Repairing rural and urban discrepancies
There exists a manifest rationale of focusing on institutional deliveries, as affirmed by the Janani Suraksha Yojana (JSY) and the Accredited Social Health Activist (ASHA) programs. While JSY offers financial incentives for pregnant women to utilise maternal healthcare services at medical facilities, ASHA trains rural women to act as guiding liaisons between expectant mothers and the public health system. It has, however, been found that the benefits do not reach many uneducated, poverty stricken women. These women do not receive payments due to administrative lags and inaccessible health facilities. Besides, the maternal and newborn health community has been focusing primarily on the rural poor, despite the fact that India has been urbanising at a rate that has overwhelmed many municipal governments. Such dynamics necessitate the need to research new ways to reach women and newborns in poor urban settings as well.
Forging a way ahead
Improving maternal health outcomes may seem like a daunting task in a country as diverse as India. However, the country has nearly achieved the ambitious Millennium Development Goal (MDG) to reduce the maternal mortality ratio by three-quarters from 556 deaths per 100,000 live births to 174, between 1990 and 2015. The new target of the Sustainable Development Goals, the successor of the MDGs in 2016, is to reduce the global maternal mortality ratio to less than 70 per 100,000 live births by 2030 and reduce national mortality rates by at least two-thirds from 2010 baselines. While achieving these goals would require a renewed focus on equity, it is important to understand that the mortality ratio alone does not provide a complete picture of the state of maternal health; it leaves out the quality of care and the rate of morbidity, among other challenges.
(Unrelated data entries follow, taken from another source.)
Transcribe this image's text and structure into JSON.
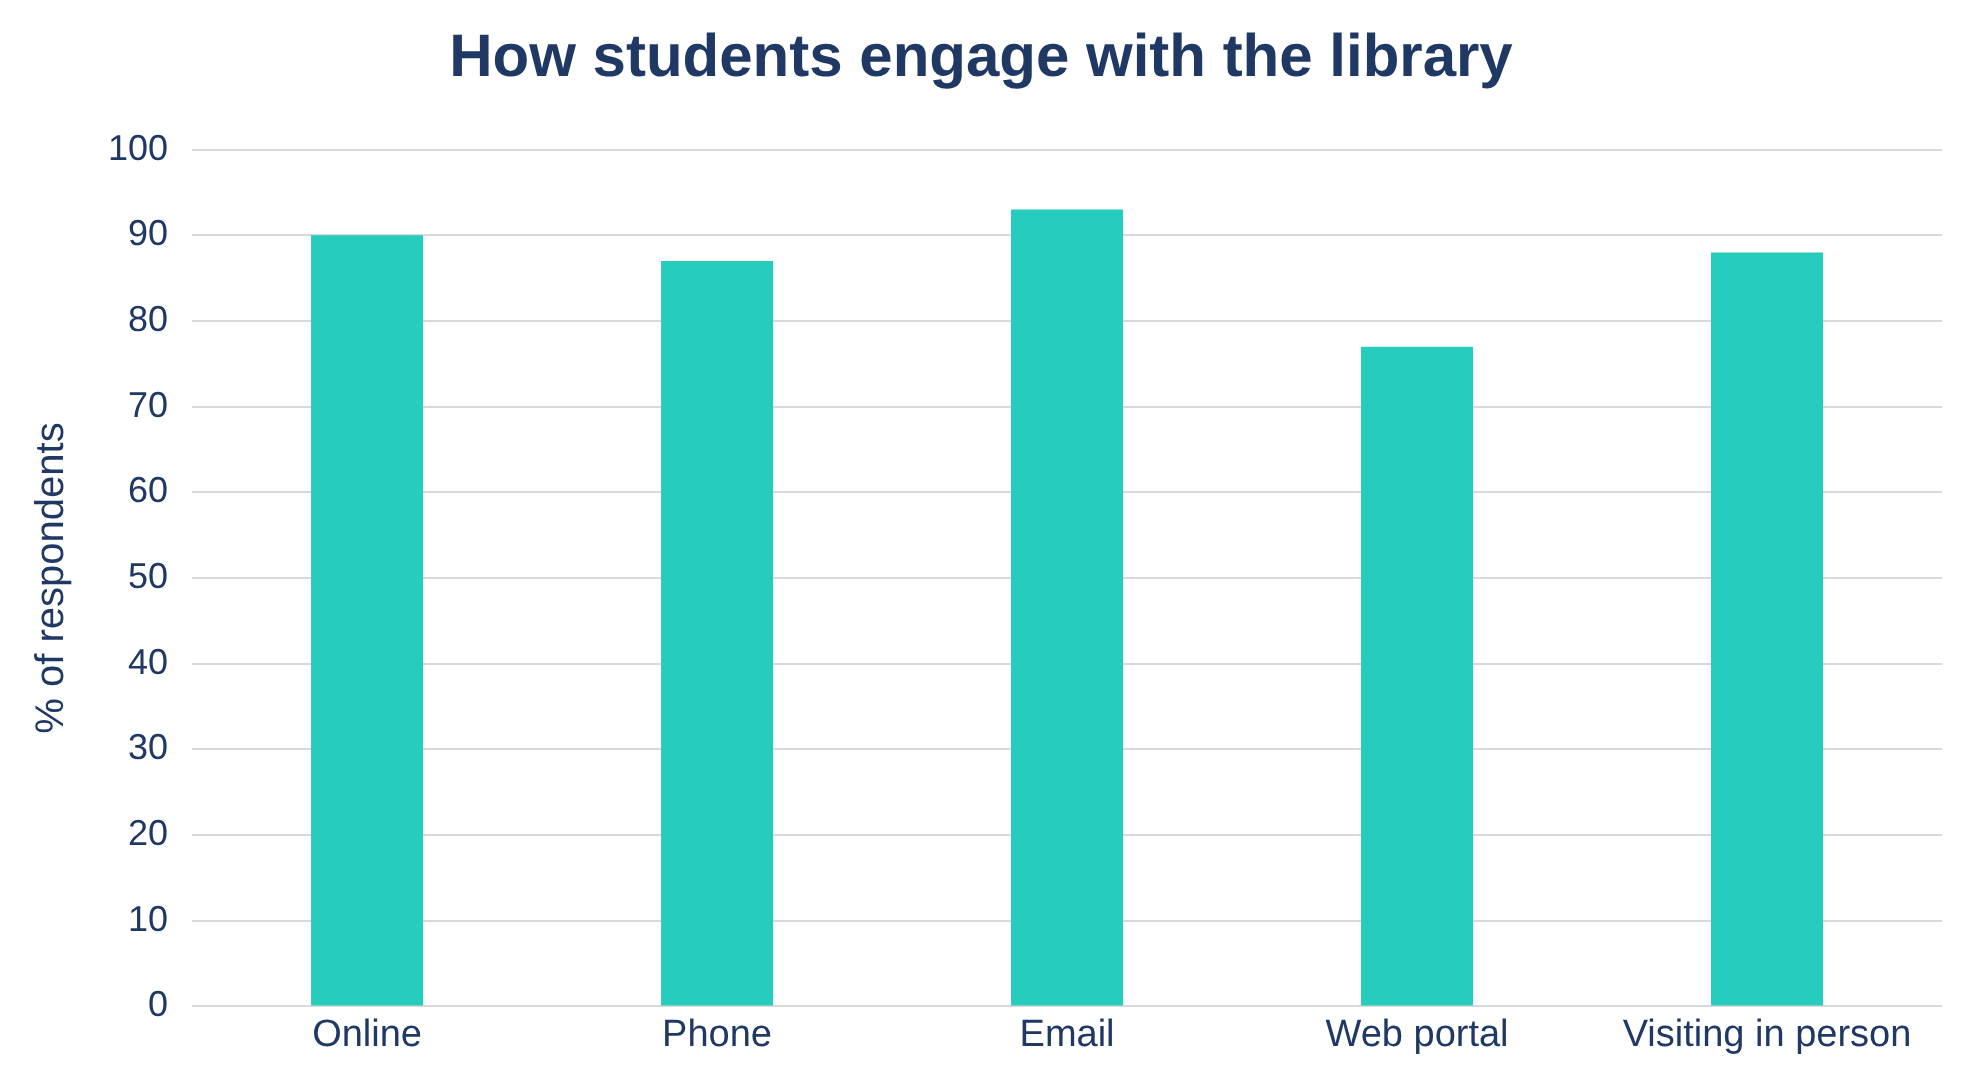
{
  "chart_data": {
    "type": "bar",
    "title": "How students engage with the library",
    "ylabel": "% of respondents",
    "categories": [
      "Online",
      "Phone",
      "Email",
      "Web portal",
      "Visiting in person"
    ],
    "values": [
      90,
      87,
      93,
      77,
      88
    ],
    "color": "#26cdbd",
    "ylim": [
      0,
      100
    ],
    "yticks": [
      0,
      10,
      20,
      30,
      40,
      50,
      60,
      70,
      80,
      90,
      100
    ],
    "grid": "y"
  }
}
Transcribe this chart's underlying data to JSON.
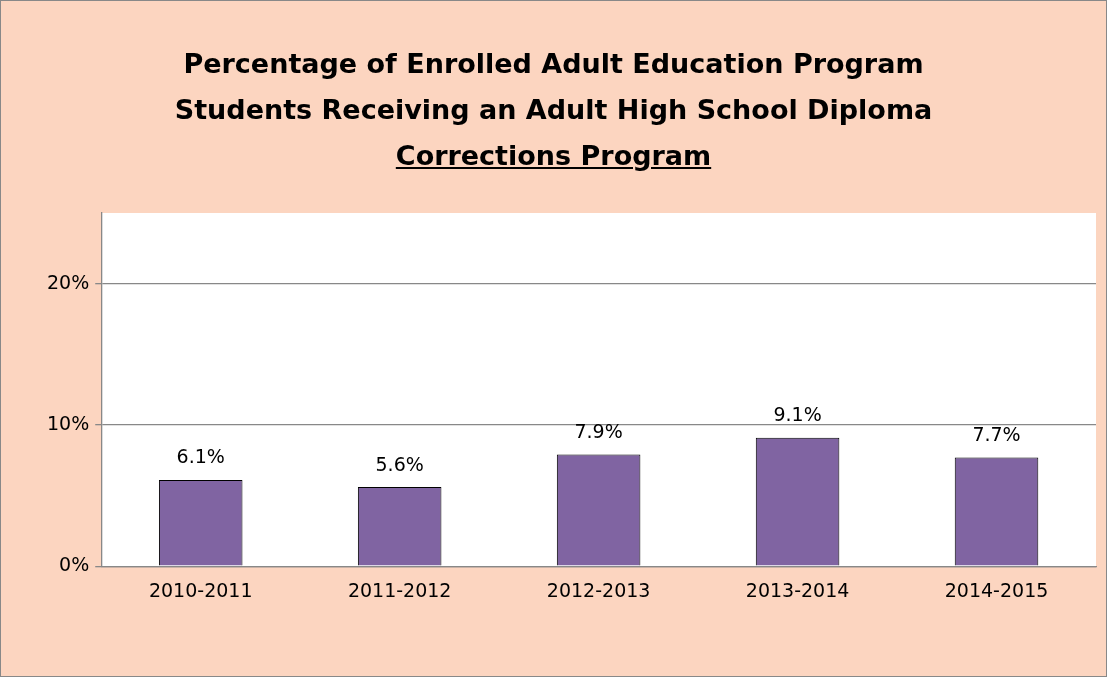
{
  "chart_data": {
    "type": "bar",
    "title": "Percentage of Enrolled Adult Education Program Students Receiving an Adult High School Diploma",
    "subtitle": "Corrections Program",
    "categories": [
      "2010-2011",
      "2011-2012",
      "2012-2013",
      "2013-2014",
      "2014-2015"
    ],
    "values": [
      6.1,
      5.6,
      7.9,
      9.1,
      7.7
    ],
    "value_labels": [
      "6.1%",
      "5.6%",
      "7.9%",
      "9.1%",
      "7.7%"
    ],
    "color": "#8064a2",
    "ylim": [
      0,
      25
    ],
    "yticks": [
      {
        "value": 0,
        "label": "0%"
      },
      {
        "value": 10,
        "label": "10%"
      },
      {
        "value": 20,
        "label": "20%"
      }
    ],
    "grid": "y",
    "legend": false
  }
}
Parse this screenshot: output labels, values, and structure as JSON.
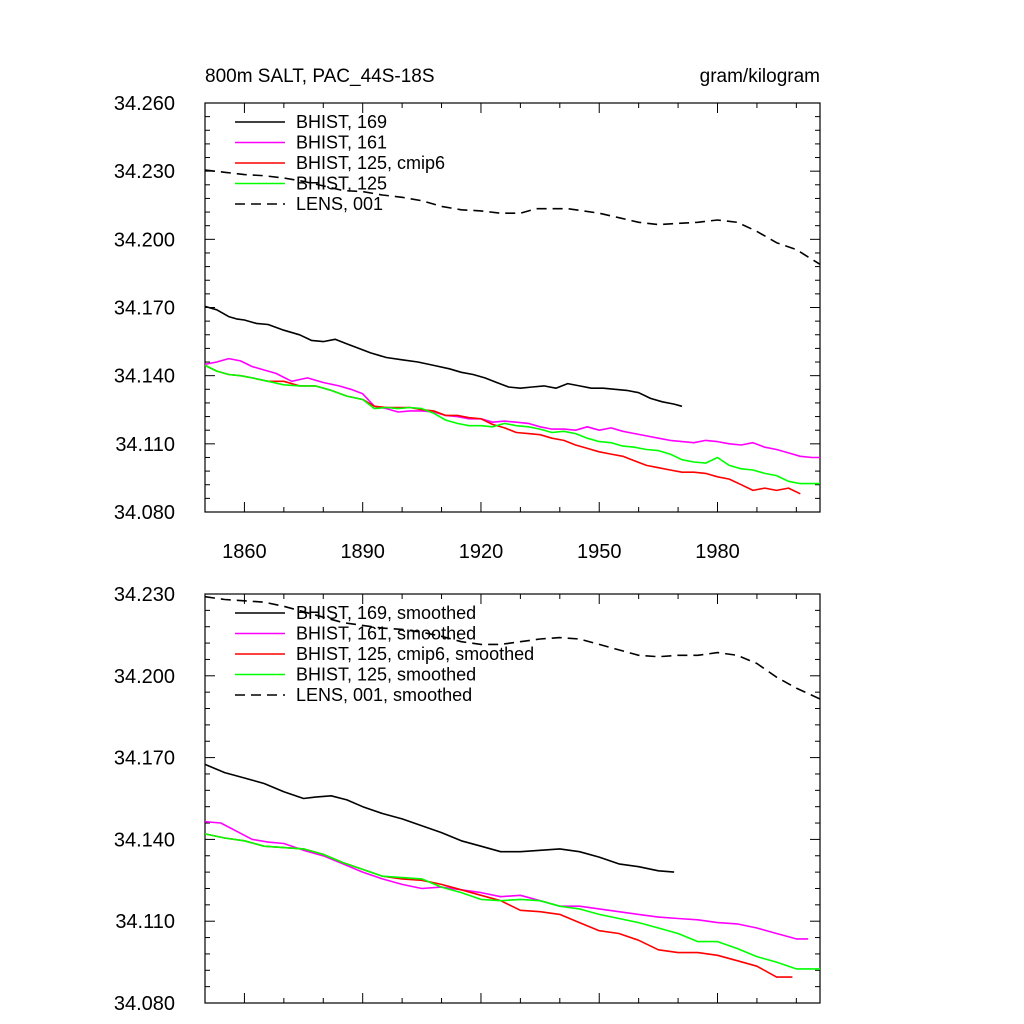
{
  "chart_data": [
    {
      "type": "line",
      "title": "800m SALT, PAC_44S-18S",
      "units": "gram/kilogram",
      "xlabel": "",
      "ylabel": "",
      "xlim": [
        1850,
        2006
      ],
      "ylim": [
        34.08,
        34.26
      ],
      "x_ticks": [
        1860,
        1890,
        1920,
        1950,
        1980
      ],
      "x_tick_labels": [
        "1860",
        "1890",
        "1920",
        "1950",
        "1980"
      ],
      "y_ticks": [
        34.08,
        34.11,
        34.14,
        34.17,
        34.2,
        34.23,
        34.26
      ],
      "y_tick_labels": [
        "34.080",
        "34.110",
        "34.140",
        "34.170",
        "34.200",
        "34.230",
        "34.260"
      ],
      "grid": false,
      "legend_placement": "top-left",
      "series": [
        {
          "name": "BHIST, 169",
          "color": "#000000",
          "dash": "solid",
          "x": [
            1850,
            1853,
            1856,
            1858,
            1860,
            1863,
            1866,
            1870,
            1874,
            1877,
            1880,
            1883,
            1886,
            1889,
            1892,
            1896,
            1900,
            1904,
            1908,
            1912,
            1915,
            1918,
            1921,
            1924,
            1927,
            1930,
            1933,
            1936,
            1939,
            1942,
            1945,
            1948,
            1951,
            1954,
            1957,
            1960,
            1963,
            1966,
            1969,
            1971
          ],
          "y": [
            34.1705,
            34.169,
            34.166,
            34.165,
            34.1645,
            34.163,
            34.1625,
            34.16,
            34.158,
            34.1555,
            34.155,
            34.156,
            34.154,
            34.152,
            34.15,
            34.148,
            34.147,
            34.146,
            34.1445,
            34.143,
            34.1415,
            34.1405,
            34.139,
            34.137,
            34.135,
            34.1345,
            34.135,
            34.1355,
            34.1345,
            34.1365,
            34.1355,
            34.1345,
            34.1345,
            34.134,
            34.1335,
            34.1325,
            34.13,
            34.1285,
            34.1275,
            34.1265
          ]
        },
        {
          "name": "BHIST, 161",
          "color": "#ff00ff",
          "dash": "solid",
          "x": [
            1850,
            1853,
            1856,
            1859,
            1862,
            1865,
            1868,
            1872,
            1876,
            1880,
            1884,
            1887,
            1890,
            1893,
            1896,
            1899,
            1902,
            1905,
            1908,
            1911,
            1914,
            1917,
            1920,
            1923,
            1926,
            1929,
            1932,
            1935,
            1938,
            1941,
            1944,
            1947,
            1950,
            1953,
            1956,
            1959,
            1962,
            1965,
            1968,
            1971,
            1974,
            1977,
            1980,
            1983,
            1986,
            1989,
            1992,
            1995,
            1998,
            2001,
            2004,
            2006
          ],
          "y": [
            34.145,
            34.146,
            34.1475,
            34.1465,
            34.144,
            34.1425,
            34.141,
            34.1375,
            34.139,
            34.137,
            34.1355,
            34.134,
            34.132,
            34.1265,
            34.1255,
            34.124,
            34.1245,
            34.1245,
            34.124,
            34.1225,
            34.122,
            34.121,
            34.121,
            34.1195,
            34.12,
            34.1195,
            34.119,
            34.1175,
            34.1165,
            34.1165,
            34.116,
            34.1175,
            34.116,
            34.117,
            34.1155,
            34.1145,
            34.1135,
            34.1125,
            34.1115,
            34.111,
            34.1105,
            34.1115,
            34.111,
            34.11,
            34.1095,
            34.1105,
            34.1085,
            34.1075,
            34.106,
            34.1045,
            34.104,
            34.104
          ]
        },
        {
          "name": "BHIST, 125, cmip6",
          "color": "#ff0000",
          "dash": "solid",
          "x": [
            1850,
            1853,
            1856,
            1859,
            1862,
            1866,
            1870,
            1874,
            1878,
            1882,
            1886,
            1890,
            1893,
            1896,
            1899,
            1902,
            1905,
            1908,
            1911,
            1914,
            1917,
            1920,
            1923,
            1926,
            1929,
            1932,
            1935,
            1938,
            1941,
            1944,
            1947,
            1950,
            1953,
            1956,
            1959,
            1962,
            1965,
            1968,
            1971,
            1974,
            1977,
            1980,
            1983,
            1986,
            1989,
            1992,
            1995,
            1998,
            2001
          ],
          "y": [
            34.1445,
            34.142,
            34.1405,
            34.14,
            34.139,
            34.1375,
            34.1375,
            34.1355,
            34.1355,
            34.1335,
            34.131,
            34.1295,
            34.1265,
            34.126,
            34.126,
            34.126,
            34.125,
            34.1245,
            34.1225,
            34.1225,
            34.1215,
            34.121,
            34.1185,
            34.117,
            34.115,
            34.1145,
            34.114,
            34.1125,
            34.1115,
            34.1095,
            34.108,
            34.1065,
            34.1055,
            34.1045,
            34.1025,
            34.1005,
            34.0995,
            34.0985,
            34.0975,
            34.0975,
            34.097,
            34.0955,
            34.0945,
            34.092,
            34.0895,
            34.0905,
            34.0895,
            34.0905,
            34.088
          ]
        },
        {
          "name": "BHIST, 125",
          "color": "#00ff00",
          "dash": "solid",
          "x": [
            1850,
            1853,
            1856,
            1859,
            1862,
            1866,
            1870,
            1874,
            1878,
            1882,
            1886,
            1890,
            1893,
            1896,
            1899,
            1902,
            1905,
            1908,
            1911,
            1914,
            1917,
            1920,
            1923,
            1926,
            1929,
            1932,
            1935,
            1938,
            1941,
            1944,
            1947,
            1950,
            1953,
            1956,
            1959,
            1962,
            1965,
            1968,
            1971,
            1974,
            1977,
            1980,
            1983,
            1986,
            1989,
            1992,
            1995,
            1998,
            2001,
            2004,
            2006
          ],
          "y": [
            34.1445,
            34.142,
            34.1405,
            34.14,
            34.139,
            34.1375,
            34.136,
            34.1355,
            34.1355,
            34.1335,
            34.131,
            34.1295,
            34.1255,
            34.126,
            34.1255,
            34.126,
            34.1255,
            34.1235,
            34.1205,
            34.119,
            34.118,
            34.118,
            34.1175,
            34.119,
            34.118,
            34.1175,
            34.1165,
            34.115,
            34.1155,
            34.1145,
            34.1125,
            34.111,
            34.1105,
            34.109,
            34.1085,
            34.1075,
            34.107,
            34.1055,
            34.103,
            34.102,
            34.1015,
            34.104,
            34.1005,
            34.099,
            34.0985,
            34.097,
            34.096,
            34.0935,
            34.0925,
            34.0925,
            34.0925
          ]
        },
        {
          "name": "LENS, 001",
          "color": "#000000",
          "dash": "dashed",
          "x": [
            1850,
            1855,
            1860,
            1865,
            1870,
            1875,
            1880,
            1885,
            1890,
            1895,
            1900,
            1905,
            1910,
            1915,
            1920,
            1925,
            1930,
            1934,
            1938,
            1942,
            1946,
            1950,
            1955,
            1960,
            1965,
            1970,
            1975,
            1980,
            1985,
            1990,
            1995,
            2000,
            2006
          ],
          "y": [
            34.2305,
            34.2295,
            34.2285,
            34.228,
            34.227,
            34.2255,
            34.2235,
            34.2215,
            34.221,
            34.2195,
            34.2185,
            34.217,
            34.2145,
            34.213,
            34.2125,
            34.2115,
            34.2115,
            34.2135,
            34.2135,
            34.2135,
            34.2125,
            34.2115,
            34.2095,
            34.2075,
            34.2065,
            34.207,
            34.2075,
            34.2085,
            34.2075,
            34.2035,
            34.1985,
            34.1955,
            34.189
          ]
        }
      ]
    },
    {
      "type": "line",
      "title": "",
      "xlabel": "",
      "ylabel": "",
      "xlim": [
        1850,
        2006
      ],
      "ylim": [
        34.08,
        34.23
      ],
      "x_ticks": [
        1860,
        1890,
        1920,
        1950,
        1980
      ],
      "y_ticks": [
        34.08,
        34.11,
        34.14,
        34.17,
        34.2,
        34.23
      ],
      "y_tick_labels": [
        "34.080",
        "34.110",
        "34.140",
        "34.170",
        "34.200",
        "34.230"
      ],
      "grid": false,
      "legend_placement": "top-left",
      "series": [
        {
          "name": "BHIST, 169, smoothed",
          "color": "#000000",
          "dash": "solid",
          "x": [
            1850,
            1855,
            1860,
            1865,
            1870,
            1875,
            1878,
            1882,
            1886,
            1890,
            1895,
            1900,
            1905,
            1910,
            1915,
            1920,
            1925,
            1930,
            1935,
            1940,
            1945,
            1950,
            1955,
            1960,
            1965,
            1969
          ],
          "y": [
            34.1675,
            34.1645,
            34.1625,
            34.1605,
            34.1575,
            34.155,
            34.1555,
            34.156,
            34.1545,
            34.152,
            34.1495,
            34.1475,
            34.145,
            34.1425,
            34.1395,
            34.1375,
            34.1355,
            34.1355,
            34.136,
            34.1365,
            34.1355,
            34.1335,
            34.131,
            34.13,
            34.1285,
            34.128
          ]
        },
        {
          "name": "BHIST, 161, smoothed",
          "color": "#ff00ff",
          "dash": "solid",
          "x": [
            1850,
            1854,
            1858,
            1862,
            1866,
            1870,
            1875,
            1880,
            1885,
            1890,
            1895,
            1900,
            1905,
            1910,
            1915,
            1920,
            1925,
            1930,
            1935,
            1940,
            1945,
            1950,
            1955,
            1960,
            1965,
            1970,
            1975,
            1980,
            1985,
            1990,
            1995,
            2000,
            2003
          ],
          "y": [
            34.1465,
            34.146,
            34.143,
            34.14,
            34.139,
            34.1385,
            34.136,
            34.134,
            34.131,
            34.128,
            34.1255,
            34.1235,
            34.122,
            34.1225,
            34.1215,
            34.1205,
            34.119,
            34.1195,
            34.1175,
            34.1155,
            34.1155,
            34.1145,
            34.1135,
            34.1125,
            34.1115,
            34.111,
            34.1105,
            34.1095,
            34.109,
            34.1075,
            34.1055,
            34.1035,
            34.1035
          ]
        },
        {
          "name": "BHIST, 125, cmip6, smoothed",
          "color": "#ff0000",
          "dash": "solid",
          "x": [
            1850,
            1855,
            1860,
            1865,
            1870,
            1875,
            1880,
            1885,
            1890,
            1895,
            1900,
            1905,
            1910,
            1915,
            1920,
            1925,
            1930,
            1935,
            1940,
            1945,
            1950,
            1955,
            1960,
            1965,
            1970,
            1975,
            1980,
            1985,
            1990,
            1995,
            1999
          ],
          "y": [
            34.142,
            34.1405,
            34.1395,
            34.1375,
            34.137,
            34.1365,
            34.1345,
            34.1315,
            34.129,
            34.1265,
            34.1255,
            34.125,
            34.1235,
            34.1215,
            34.1195,
            34.1175,
            34.114,
            34.1135,
            34.1125,
            34.1095,
            34.1065,
            34.1055,
            34.103,
            34.0995,
            34.0985,
            34.0985,
            34.0975,
            34.0955,
            34.0935,
            34.0895,
            34.0895
          ]
        },
        {
          "name": "BHIST, 125, smoothed",
          "color": "#00ff00",
          "dash": "solid",
          "x": [
            1850,
            1855,
            1860,
            1865,
            1870,
            1875,
            1880,
            1885,
            1890,
            1895,
            1900,
            1905,
            1910,
            1915,
            1920,
            1925,
            1930,
            1935,
            1940,
            1945,
            1950,
            1955,
            1960,
            1965,
            1970,
            1975,
            1980,
            1985,
            1990,
            1995,
            2000,
            2006
          ],
          "y": [
            34.142,
            34.1405,
            34.1395,
            34.1375,
            34.137,
            34.1365,
            34.1345,
            34.1315,
            34.129,
            34.1265,
            34.126,
            34.1255,
            34.1225,
            34.1205,
            34.118,
            34.1175,
            34.118,
            34.1175,
            34.1155,
            34.1145,
            34.1125,
            34.111,
            34.1095,
            34.1075,
            34.1055,
            34.1025,
            34.1025,
            34.1,
            34.097,
            34.095,
            34.0925,
            34.0925
          ]
        },
        {
          "name": "LENS, 001, smoothed",
          "color": "#000000",
          "dash": "dashed",
          "x": [
            1850,
            1855,
            1860,
            1865,
            1870,
            1875,
            1880,
            1885,
            1890,
            1895,
            1900,
            1905,
            1910,
            1915,
            1920,
            1925,
            1930,
            1935,
            1940,
            1945,
            1950,
            1955,
            1960,
            1965,
            1970,
            1975,
            1980,
            1985,
            1990,
            1995,
            2000,
            2006
          ],
          "y": [
            34.229,
            34.228,
            34.2275,
            34.227,
            34.2255,
            34.2235,
            34.2215,
            34.2195,
            34.2185,
            34.2175,
            34.217,
            34.216,
            34.2145,
            34.2125,
            34.2115,
            34.2115,
            34.2125,
            34.2135,
            34.214,
            34.2135,
            34.2115,
            34.2095,
            34.2075,
            34.207,
            34.2075,
            34.2075,
            34.2085,
            34.2075,
            34.2045,
            34.1995,
            34.1955,
            34.1915
          ]
        }
      ]
    }
  ]
}
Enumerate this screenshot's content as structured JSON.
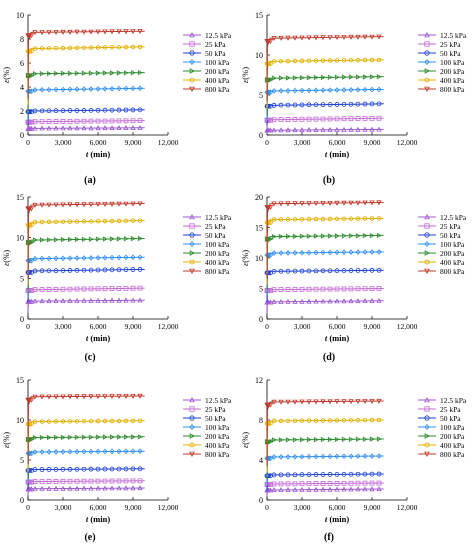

Furthermore, the idea of the adoption of a more “patient-centered” maternity care, which respects women’s choices, needs to be deliberated upon. This requires developing more practical guidelines for care in low-resource settings, developing more research proposals which explore equity issues, collecting more disaggregated data, and creating patient feedback mechanisms. Moreover, it has been suggested that the great potential of home-based care needs to be tapped into, in order to reach out to women in the comfort of their homes. This should, however, be undertaken while maintaining the quality of services, by introducing a system of accreditation for facilities and services, alongside guidelines, protocols, and checklists to promote best practices. Most importantly, it is time that maternal health is viewed as a sound investment strategy for development, by recognising the need for integrated healthcare in the lives of women.